Not surprisingly, surveys conducted among contract soldiers have found that most of them say that their expectations about going professional had not been met, and commanders report that large numbers of them have tried, some successfully, some not, to break their contracts and leave the military altogether.
As a result, Yuzbashev says, the Accounting Chamber concluded that “the army is not choosing the best but getting those who are available,” exactly the opposite outcome that Putin described when he proposed this change and one that provides ammunition for those commanders who do not want to change to a professional force.
And because the professionals are not as different from the draftees as was planned, they have been involved in a great deal of crime and also in incidents of “dedovshchina” both with other professionals and especially with draftees. In fact, the Accounting Chamber found that in 2006-2007, the professionals were involved of more than 5,000 violations of the law.
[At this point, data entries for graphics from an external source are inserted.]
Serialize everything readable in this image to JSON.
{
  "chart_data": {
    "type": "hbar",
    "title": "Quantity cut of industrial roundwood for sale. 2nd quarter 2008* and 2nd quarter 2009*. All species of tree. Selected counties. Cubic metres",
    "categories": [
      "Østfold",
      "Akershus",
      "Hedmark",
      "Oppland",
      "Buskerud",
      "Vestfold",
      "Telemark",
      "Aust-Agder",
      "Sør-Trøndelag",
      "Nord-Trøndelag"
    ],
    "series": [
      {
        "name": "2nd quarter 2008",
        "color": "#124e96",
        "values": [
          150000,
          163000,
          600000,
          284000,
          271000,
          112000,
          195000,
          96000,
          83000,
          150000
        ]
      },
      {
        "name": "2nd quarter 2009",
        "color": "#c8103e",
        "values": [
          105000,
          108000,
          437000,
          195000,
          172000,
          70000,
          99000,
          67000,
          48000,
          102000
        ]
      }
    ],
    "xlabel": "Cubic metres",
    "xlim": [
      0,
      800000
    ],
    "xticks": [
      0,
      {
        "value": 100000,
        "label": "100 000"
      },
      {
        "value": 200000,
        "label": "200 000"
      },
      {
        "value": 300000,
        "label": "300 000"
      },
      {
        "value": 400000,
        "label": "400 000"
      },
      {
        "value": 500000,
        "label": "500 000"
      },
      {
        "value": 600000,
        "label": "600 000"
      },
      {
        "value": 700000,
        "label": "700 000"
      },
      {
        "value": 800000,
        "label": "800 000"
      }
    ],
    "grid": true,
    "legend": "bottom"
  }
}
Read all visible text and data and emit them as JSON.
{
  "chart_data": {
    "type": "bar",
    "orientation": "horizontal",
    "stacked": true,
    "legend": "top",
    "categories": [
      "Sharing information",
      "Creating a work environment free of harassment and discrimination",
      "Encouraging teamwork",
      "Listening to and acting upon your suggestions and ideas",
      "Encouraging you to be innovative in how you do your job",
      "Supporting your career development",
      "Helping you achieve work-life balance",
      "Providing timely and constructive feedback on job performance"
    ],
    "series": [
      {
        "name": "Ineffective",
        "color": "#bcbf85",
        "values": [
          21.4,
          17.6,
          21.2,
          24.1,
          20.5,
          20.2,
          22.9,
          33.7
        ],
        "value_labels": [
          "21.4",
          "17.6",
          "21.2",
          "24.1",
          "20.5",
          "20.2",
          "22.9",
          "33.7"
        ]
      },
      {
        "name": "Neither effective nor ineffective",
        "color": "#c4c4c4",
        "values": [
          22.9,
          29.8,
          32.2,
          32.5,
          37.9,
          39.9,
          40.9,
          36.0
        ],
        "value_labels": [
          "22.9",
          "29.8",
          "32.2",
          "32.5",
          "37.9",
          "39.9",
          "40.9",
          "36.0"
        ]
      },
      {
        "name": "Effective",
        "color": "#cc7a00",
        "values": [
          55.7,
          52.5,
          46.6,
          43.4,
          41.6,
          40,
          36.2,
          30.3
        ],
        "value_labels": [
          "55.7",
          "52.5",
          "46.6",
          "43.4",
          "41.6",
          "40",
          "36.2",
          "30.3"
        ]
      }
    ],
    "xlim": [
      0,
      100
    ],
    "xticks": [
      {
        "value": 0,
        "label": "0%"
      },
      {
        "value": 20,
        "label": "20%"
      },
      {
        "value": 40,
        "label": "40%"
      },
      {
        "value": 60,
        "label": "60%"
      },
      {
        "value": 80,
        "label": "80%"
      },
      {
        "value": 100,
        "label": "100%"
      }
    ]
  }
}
But perhaps the greatest failure has been with regard to plans to produce a professional non-commissioned officer corps, something that many analysts have suggested is absolutely necessary if the Russian military is to escape from its problematic Soviet past and reach the levels of Western forces.
Not only have the training programs for sergeants not materialized as fully as planned, but there have been problems with the curricula and with the selection of personnel. In many cases, those who have applied have failed to meet the criteria the defense ministry has set, thus further limiting this program.
If one reads the Accounting Chamber report carefully, Yuzbashev suggests, it is obvious that all the praise for the idea notwithstanding, neither the leadership of the state nor the upper reaches of the defense ministry “need a contract army.” And both continue to believe “by old habit” that they can fulfill all military tasks with draftees.